Personal information
- Full name: Kenneth Jones
- Date of birth: 2 January 1936
- Place of birth: Aberdare, Wales
- Date of death: 18 January 2013 (aged 77)
- Place of death: Spain
- Position: Goalkeeper

Senior career*
- Years: Team / Apps / (Gls)
- 1957–1958: Cardiff City / 24 / (0)
- 1958–1964: Scunthorpe United / 168 / (0)
- 1964–1966: Charlton Athletic / 25 / (0)
- 1966–1967: Exeter City / 17 / (0)
- 1967–1970: Yeovil Town / ? / (0)
- Total:  / 234+ / (0)

= Ken Jones (Welsh footballer, born 1936) =

Welsh footballer

Kenneth Jones (2 January 1936 – 18 January 2013) was a Welsh professional footballer.
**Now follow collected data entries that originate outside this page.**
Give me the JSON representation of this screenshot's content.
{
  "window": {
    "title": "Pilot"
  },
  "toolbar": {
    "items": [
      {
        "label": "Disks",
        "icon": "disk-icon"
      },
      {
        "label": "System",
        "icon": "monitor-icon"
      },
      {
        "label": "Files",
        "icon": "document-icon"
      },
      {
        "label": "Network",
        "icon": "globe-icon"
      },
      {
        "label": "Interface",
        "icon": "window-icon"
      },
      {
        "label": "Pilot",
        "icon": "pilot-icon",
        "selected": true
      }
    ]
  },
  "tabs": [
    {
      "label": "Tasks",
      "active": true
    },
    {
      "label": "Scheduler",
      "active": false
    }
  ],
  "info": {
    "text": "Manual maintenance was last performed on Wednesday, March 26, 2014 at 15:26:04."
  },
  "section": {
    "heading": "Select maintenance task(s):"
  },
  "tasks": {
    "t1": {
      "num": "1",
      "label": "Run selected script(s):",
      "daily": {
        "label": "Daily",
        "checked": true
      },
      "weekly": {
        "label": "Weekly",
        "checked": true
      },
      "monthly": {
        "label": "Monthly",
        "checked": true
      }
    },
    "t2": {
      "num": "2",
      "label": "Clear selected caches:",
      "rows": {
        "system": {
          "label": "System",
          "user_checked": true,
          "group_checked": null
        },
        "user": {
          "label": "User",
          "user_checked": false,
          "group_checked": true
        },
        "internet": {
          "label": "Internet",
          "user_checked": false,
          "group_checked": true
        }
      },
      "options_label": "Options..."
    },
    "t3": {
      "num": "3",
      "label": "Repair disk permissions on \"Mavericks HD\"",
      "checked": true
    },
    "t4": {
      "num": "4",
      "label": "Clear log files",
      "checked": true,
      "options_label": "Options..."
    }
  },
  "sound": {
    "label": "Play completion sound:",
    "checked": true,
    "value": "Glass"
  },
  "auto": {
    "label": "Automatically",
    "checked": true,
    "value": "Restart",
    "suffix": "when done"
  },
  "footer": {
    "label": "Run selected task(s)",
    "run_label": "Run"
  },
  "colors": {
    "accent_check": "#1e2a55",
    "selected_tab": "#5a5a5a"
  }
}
A goalkeeper, he was part of the Wales squad for the 1958 FIFA World Cup in Sweden.

==Career==

Jones began his career at Cardiff City, developing a reputation for his long goal kicks which would often reach the opposition goal. After losing his place in the first team to Ron Nicholls, he moved to Scunthorpe United in December 1958 where he went on to spend the majority of his career at the club. In 1959, while still a Scunthorpe player, he received a single vote for the Ballon d'Or, the prize for the best footballer in Europe. After leaving the club in 1964, he had spells at Charlton Athletic and Exeter City before moving into non-league with Yeovil Town. During one match for Yeovil in 1968, he was once substituted after conceding 5 goals in 11 minutes.

In November 2009, Jones was honoured with a long service award by the Football Association of Wales.

Jones died at the age of 77 on 18 January 2013, presumably of natural causes.